Whether you are running an investment committee or speaking to clients in such an environment, going back to basics is warranted. Referring to your investment philosophy and the investment framework that underpins it is fundamental in periods such as this. Importantly, it will assist in avoiding making reactive investment decisions that can have an adverse impact on the long-term outcomes of your portfolios. This is particularly important in the current environment where there is a proliferation of news flow. On a client level, dusting off the investment philosophy and refocusing your client’s attention on your fundamental investment beliefs will help you deal with nervous clients and aid in preventing them from making kneejerk decisions relating to their investments. If we cast our minds back to the GFC, we know that clients that were reactive and cashed out from a typical balanced portfolio locked in a loss of about 8.5% on average, whereas those that remained invested, benefitted from the subsequent rebound in markets.

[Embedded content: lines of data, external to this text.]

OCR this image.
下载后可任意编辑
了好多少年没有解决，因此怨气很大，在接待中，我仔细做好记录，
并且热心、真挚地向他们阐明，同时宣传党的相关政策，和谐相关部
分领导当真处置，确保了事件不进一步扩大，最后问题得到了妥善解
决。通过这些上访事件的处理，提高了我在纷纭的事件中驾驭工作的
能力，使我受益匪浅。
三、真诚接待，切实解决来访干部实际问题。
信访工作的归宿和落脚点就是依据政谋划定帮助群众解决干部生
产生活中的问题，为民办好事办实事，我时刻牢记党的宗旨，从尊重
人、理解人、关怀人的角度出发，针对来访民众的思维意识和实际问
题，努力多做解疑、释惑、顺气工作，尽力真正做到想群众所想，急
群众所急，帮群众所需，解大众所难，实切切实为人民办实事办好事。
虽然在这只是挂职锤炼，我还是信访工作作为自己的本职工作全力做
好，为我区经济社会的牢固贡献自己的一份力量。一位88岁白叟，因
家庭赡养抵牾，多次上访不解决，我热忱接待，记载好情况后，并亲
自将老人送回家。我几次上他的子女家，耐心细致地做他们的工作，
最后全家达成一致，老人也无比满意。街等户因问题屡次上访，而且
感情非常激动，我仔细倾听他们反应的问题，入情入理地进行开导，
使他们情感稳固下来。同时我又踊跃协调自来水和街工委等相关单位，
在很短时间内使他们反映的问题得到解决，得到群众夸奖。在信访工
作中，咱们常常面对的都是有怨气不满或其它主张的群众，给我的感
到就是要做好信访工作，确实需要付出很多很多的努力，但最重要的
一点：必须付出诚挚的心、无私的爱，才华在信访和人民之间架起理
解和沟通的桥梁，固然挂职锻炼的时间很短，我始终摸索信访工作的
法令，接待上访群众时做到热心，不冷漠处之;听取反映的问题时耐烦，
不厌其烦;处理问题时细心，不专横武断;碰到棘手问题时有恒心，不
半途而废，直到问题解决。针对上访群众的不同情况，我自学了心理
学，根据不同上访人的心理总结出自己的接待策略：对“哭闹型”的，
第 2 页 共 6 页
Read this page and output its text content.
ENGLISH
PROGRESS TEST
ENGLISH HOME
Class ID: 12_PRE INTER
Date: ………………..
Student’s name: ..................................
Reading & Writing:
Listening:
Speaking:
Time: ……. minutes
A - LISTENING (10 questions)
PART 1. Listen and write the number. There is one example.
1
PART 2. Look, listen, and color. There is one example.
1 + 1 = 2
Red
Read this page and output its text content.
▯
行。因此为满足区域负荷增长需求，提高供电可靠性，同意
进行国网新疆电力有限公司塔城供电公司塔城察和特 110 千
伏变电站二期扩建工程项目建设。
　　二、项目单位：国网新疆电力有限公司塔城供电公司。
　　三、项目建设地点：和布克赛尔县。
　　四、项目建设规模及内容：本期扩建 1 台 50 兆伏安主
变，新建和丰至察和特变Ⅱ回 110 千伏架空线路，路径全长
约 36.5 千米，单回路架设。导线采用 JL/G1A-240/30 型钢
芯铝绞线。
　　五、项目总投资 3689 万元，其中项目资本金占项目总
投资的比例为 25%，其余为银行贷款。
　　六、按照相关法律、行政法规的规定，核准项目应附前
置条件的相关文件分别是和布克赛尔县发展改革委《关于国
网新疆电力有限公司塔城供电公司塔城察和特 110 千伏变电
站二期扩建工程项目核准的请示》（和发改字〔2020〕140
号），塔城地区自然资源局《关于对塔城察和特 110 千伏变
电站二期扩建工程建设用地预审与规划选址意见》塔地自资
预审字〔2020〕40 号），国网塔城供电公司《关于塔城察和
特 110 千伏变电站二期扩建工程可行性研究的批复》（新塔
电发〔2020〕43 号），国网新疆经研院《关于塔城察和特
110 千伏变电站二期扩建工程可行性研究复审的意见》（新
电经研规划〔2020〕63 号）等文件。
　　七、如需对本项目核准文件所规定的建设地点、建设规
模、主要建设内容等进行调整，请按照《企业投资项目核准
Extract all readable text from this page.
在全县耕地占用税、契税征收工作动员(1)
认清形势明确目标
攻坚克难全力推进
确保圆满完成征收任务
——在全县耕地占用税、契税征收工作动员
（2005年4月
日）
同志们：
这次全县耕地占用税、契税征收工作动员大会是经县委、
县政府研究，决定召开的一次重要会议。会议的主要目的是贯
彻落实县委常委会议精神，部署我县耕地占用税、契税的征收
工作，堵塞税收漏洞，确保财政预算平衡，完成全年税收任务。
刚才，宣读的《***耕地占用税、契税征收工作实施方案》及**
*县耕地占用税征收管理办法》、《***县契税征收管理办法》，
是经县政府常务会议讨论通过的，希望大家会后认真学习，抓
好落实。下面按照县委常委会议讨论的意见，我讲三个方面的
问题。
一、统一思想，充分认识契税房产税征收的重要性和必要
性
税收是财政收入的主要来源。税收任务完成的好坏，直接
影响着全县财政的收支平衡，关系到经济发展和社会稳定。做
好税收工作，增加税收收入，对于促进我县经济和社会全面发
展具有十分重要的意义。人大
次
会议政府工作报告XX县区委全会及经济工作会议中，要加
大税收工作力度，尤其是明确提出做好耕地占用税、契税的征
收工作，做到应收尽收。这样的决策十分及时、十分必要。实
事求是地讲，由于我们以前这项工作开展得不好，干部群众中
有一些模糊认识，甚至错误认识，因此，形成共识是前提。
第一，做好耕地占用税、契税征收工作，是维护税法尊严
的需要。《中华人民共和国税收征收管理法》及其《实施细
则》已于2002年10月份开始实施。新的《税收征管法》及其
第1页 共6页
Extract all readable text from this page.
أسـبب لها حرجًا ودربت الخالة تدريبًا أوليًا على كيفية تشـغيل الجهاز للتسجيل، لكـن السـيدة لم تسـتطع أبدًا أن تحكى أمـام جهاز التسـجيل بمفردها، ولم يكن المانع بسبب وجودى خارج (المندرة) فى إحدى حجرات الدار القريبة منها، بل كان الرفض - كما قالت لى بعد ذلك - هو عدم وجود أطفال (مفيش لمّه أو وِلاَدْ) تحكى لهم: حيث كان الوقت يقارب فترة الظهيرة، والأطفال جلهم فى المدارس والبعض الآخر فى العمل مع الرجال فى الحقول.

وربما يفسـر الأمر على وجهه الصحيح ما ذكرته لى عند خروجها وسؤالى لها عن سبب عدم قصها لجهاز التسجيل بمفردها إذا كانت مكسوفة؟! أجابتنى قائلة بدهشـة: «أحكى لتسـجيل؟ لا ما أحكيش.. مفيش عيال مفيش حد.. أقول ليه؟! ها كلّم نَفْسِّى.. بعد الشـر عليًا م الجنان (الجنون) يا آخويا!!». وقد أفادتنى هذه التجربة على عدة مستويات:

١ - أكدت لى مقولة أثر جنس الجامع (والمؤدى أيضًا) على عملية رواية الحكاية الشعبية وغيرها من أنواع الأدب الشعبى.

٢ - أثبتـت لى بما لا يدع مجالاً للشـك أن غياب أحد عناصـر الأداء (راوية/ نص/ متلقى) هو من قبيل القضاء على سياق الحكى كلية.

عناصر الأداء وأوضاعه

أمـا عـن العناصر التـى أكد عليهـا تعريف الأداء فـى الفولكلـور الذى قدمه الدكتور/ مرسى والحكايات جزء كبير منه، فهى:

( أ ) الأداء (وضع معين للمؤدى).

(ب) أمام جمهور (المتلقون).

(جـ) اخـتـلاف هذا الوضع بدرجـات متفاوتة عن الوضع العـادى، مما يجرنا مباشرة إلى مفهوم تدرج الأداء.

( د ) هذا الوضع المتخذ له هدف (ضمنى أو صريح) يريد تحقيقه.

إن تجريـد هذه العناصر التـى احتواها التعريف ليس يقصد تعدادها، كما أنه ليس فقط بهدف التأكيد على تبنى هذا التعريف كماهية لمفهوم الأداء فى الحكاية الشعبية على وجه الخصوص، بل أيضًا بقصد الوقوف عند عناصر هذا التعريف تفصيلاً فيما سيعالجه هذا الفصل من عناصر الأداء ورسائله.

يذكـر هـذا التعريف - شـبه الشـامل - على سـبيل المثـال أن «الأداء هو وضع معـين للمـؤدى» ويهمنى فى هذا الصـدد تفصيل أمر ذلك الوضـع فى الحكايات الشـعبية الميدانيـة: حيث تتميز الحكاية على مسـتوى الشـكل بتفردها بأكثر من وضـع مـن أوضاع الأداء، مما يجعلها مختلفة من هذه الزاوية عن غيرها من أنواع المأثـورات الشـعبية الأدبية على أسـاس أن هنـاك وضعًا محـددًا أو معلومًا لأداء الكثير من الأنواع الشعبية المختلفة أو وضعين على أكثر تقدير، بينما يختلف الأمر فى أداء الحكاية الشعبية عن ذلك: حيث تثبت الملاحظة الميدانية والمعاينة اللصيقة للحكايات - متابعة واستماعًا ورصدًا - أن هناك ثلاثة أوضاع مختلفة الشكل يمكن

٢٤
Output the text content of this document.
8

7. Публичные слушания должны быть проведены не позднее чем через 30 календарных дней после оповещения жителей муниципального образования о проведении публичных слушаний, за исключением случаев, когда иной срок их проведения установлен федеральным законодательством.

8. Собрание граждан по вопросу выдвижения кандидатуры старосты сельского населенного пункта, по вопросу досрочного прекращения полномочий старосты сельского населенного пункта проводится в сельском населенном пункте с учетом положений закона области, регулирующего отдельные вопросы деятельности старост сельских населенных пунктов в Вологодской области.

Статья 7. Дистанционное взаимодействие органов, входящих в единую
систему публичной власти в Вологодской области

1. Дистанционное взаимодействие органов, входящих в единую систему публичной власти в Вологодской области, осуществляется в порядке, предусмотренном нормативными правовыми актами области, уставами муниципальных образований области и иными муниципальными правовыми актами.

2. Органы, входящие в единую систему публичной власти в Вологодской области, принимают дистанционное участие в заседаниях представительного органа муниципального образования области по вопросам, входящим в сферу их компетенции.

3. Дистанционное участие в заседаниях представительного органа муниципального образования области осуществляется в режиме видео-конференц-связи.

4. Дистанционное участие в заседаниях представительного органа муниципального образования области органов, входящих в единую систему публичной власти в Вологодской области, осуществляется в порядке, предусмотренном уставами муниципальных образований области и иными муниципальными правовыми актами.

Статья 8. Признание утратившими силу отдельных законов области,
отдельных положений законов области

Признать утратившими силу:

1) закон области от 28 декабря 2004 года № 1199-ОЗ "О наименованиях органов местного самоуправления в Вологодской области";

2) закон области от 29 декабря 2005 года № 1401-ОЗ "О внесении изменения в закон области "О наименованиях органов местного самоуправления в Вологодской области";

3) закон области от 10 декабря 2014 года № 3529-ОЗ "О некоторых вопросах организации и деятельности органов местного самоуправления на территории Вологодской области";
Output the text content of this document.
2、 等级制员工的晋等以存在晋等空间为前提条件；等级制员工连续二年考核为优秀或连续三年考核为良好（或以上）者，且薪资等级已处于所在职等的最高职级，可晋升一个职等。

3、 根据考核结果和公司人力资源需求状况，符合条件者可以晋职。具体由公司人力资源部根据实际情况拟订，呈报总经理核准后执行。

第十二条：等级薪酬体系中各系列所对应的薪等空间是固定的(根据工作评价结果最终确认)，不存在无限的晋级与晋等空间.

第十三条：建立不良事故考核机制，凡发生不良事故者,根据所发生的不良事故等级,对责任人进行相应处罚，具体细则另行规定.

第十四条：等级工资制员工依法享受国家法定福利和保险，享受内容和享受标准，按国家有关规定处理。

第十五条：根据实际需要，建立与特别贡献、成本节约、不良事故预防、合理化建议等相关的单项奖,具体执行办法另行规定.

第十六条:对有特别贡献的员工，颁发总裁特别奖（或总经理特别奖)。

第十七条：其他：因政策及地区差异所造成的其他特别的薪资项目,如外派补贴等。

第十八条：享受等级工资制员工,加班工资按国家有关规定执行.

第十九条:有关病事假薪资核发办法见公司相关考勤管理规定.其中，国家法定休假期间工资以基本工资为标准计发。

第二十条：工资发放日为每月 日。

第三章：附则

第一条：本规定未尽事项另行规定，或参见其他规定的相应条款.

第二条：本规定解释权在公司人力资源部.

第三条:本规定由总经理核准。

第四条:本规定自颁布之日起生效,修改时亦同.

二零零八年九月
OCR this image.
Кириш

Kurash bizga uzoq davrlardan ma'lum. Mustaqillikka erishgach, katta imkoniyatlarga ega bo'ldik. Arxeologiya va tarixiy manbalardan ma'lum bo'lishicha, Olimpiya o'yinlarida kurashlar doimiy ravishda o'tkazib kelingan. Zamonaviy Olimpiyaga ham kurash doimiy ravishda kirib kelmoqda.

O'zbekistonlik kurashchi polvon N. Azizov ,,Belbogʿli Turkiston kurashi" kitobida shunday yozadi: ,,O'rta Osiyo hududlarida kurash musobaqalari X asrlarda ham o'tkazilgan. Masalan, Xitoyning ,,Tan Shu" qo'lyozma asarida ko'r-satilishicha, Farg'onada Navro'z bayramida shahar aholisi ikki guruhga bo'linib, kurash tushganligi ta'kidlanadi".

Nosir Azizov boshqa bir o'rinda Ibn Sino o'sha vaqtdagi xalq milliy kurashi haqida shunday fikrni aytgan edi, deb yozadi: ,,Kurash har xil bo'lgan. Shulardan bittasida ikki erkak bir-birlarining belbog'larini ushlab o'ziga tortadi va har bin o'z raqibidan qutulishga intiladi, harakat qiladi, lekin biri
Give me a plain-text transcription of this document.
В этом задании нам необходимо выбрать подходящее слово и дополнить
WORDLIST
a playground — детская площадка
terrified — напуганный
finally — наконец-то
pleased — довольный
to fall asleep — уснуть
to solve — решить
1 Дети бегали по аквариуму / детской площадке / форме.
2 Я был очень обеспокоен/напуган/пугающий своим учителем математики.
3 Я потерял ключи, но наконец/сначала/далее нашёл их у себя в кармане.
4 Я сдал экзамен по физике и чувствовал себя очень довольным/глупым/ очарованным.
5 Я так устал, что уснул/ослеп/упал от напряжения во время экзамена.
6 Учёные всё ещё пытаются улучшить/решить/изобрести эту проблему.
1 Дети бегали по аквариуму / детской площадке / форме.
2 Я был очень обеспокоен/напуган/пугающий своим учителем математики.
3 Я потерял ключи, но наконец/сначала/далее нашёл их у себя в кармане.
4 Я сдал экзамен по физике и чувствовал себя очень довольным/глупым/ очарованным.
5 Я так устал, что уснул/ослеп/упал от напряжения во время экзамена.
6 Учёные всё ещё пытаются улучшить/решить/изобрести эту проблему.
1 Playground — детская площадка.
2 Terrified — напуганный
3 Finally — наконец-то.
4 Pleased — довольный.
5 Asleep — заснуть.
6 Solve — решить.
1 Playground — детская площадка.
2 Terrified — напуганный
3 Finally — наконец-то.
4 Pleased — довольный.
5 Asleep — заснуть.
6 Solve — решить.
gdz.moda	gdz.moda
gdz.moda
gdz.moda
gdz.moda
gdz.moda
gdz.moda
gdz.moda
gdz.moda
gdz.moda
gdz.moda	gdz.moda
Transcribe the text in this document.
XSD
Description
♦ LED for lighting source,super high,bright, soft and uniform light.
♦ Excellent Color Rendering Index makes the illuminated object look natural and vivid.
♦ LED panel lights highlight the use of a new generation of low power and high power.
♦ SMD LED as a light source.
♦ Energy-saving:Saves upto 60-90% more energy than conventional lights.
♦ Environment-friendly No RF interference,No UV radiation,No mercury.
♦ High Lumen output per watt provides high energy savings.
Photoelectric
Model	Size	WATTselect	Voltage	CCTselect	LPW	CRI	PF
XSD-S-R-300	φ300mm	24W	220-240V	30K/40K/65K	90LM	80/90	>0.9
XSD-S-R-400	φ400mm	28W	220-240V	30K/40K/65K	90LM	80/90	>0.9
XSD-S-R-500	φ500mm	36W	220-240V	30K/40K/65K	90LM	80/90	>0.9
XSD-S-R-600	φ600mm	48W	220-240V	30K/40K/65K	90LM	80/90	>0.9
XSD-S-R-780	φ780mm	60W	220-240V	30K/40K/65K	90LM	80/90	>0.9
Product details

At the core of Lonsec’s investment philosophy is our belief in a diversified portfolio approach across asset classes and investment strategies with a strong focus on risk management. We aim to do this through a combination of active asset allocation decisions focused on managing risk and active bottom-up investment selection focused on ensuring portfolio are diversified not only by asset class but also investment strategies. As a practical example, in the current environment our focus within asset allocation remains on valuation, cyclical and liquidity factors and market sentiment. This provides us a starting point for assessing the current environment.
From a bottom-up fund selection perspective, we remain focused on understanding the role that every fund plays in the portfolio recognising that during periods of severe market dislocation, our ‘risk control’ funds should provide some dampening against this volatility, whereas our ‘growth’ funds will more than likely suffer the full extent of any market moves.
The strength of having an investment framework will assist navigating through uncertain times as it helps understand performance drivers and ‘where to from here” scenarios. Additionally, it ensures that conversations we have with clients on expectations of portfolio performance are clear and easily understood.